Todo ello tiene mucha más importancia que el nacimiento de esa Vox a la que algunos quieren dar más alas de las que en realidad tiene. O que si Jaime Mayor Oreja acabará yendo (o no) de embajador al Vaticano para darle una salida honrosa. Incluso, más importancia que el nombre, sea o no Arias Cañete, de quien encabezará la candidatura europea. Y, desde luego, muchísima más importancia que si Aznar asiste o no a una convención a la que debería, por razón de cargo y de historia, acudir. Pero ya se sabe que Aznar incumple sistemáticamente sus deberes como presidente de honor del PP y como ex presidente del Gobierno del Reino de España.
A mí, lo que de verdad me parece interesante es ver si una convención, que se celebra cuando los españoles reclaman cambios en las señas de identidad de la patria, admite algunas buenas ideas como las que plantean, cada cual desde su ángulo -y ¿por qué no iban a caber tendencias o alas en el PP?-, gentes como Esperanza Aguirre o el extremeño José Antonio Monago, que aportan sugerencias concretas para un cambio en el estilo de gobernar a los ciudadanos y con los ciudadanos.
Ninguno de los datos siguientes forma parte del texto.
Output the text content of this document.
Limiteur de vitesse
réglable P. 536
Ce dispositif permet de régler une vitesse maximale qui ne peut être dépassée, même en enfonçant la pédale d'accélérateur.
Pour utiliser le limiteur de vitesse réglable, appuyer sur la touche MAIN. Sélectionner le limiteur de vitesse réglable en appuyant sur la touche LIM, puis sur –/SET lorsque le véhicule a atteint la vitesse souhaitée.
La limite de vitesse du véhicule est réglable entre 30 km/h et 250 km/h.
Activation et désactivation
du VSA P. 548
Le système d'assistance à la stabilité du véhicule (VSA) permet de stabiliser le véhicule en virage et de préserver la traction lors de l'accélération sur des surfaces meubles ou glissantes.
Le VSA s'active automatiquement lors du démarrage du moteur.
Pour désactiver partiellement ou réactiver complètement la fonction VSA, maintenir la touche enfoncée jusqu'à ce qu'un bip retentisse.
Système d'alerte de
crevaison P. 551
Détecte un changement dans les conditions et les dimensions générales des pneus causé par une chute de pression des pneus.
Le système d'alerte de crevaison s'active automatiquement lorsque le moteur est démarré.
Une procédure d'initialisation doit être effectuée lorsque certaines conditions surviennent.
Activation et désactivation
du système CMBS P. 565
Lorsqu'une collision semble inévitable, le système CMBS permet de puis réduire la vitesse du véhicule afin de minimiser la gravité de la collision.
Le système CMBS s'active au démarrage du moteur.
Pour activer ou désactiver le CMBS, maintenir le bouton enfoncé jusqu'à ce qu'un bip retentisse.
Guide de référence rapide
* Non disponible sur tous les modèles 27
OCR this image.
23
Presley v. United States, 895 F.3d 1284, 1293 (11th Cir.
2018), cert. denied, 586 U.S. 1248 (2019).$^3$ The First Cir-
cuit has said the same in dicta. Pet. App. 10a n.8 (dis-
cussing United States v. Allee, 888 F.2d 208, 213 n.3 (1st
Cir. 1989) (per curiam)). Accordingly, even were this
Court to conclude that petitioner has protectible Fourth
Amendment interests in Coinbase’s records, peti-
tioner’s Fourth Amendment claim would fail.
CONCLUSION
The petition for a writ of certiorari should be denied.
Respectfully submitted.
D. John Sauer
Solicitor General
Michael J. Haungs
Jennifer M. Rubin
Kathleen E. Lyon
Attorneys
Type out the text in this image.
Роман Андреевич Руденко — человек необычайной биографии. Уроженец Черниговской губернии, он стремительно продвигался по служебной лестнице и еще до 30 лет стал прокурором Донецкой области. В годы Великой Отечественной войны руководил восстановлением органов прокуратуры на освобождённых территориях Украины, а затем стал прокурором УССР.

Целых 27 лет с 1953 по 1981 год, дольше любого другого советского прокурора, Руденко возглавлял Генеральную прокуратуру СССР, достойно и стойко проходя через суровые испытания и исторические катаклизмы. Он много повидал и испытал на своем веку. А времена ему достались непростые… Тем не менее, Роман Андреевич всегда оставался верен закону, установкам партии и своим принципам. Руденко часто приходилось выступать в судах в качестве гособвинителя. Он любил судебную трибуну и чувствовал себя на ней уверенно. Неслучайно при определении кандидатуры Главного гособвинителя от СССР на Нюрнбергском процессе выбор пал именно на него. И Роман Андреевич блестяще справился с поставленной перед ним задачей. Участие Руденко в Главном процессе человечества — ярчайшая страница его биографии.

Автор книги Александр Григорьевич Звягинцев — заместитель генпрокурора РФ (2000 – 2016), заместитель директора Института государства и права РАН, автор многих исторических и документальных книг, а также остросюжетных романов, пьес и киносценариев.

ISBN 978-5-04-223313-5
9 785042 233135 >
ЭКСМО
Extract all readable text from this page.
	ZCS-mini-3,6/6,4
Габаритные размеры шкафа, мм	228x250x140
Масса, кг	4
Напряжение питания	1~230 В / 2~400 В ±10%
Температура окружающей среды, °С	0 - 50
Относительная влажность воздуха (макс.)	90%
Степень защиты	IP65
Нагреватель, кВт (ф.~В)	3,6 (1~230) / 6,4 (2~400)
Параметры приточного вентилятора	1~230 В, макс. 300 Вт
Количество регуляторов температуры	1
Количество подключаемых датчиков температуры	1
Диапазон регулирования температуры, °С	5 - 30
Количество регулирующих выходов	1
Y, por supuesto, lo verdaderamente decisivo para el futuro del partido que nos gobierna, quien sabe si aún con mayoría absoluta (las encuestas dicen que, desde luego, ya no), es saber hasta qué punto ese Mariano Rajoy que contempla desde el puente de mando todas las tormentas internas y externas está dispuesto a mojarse en un programa verdaderamente regenerador más que reformista, como pidió el Rey en su último mensaje navideño a los españoles.
A mí, personalmente, reconozco que este presidente, cuyo acierto, por supuesto, deseo, me decepcionó cuando habló hace menos de dos semanas en Barcelona sin detallar proyecto alguno para solucionar ese gravísimo contencioso territorial abierto por un Artur Mas al que no sabe cómo contener. Tiene ahora, lo escribí hace no mucho, la oportunidad de quemase siendo un nuevo Adolfo Suárez, porque estamos ante una segunda transición. O puede, claro está, optar por intentar ser simplemente reelegido como la Real Sociedad frente a mi querido Racing: por incomparecencia del contrario. ¿Es eso lo que nos merecemos los espectadores, digo los ciudadanos?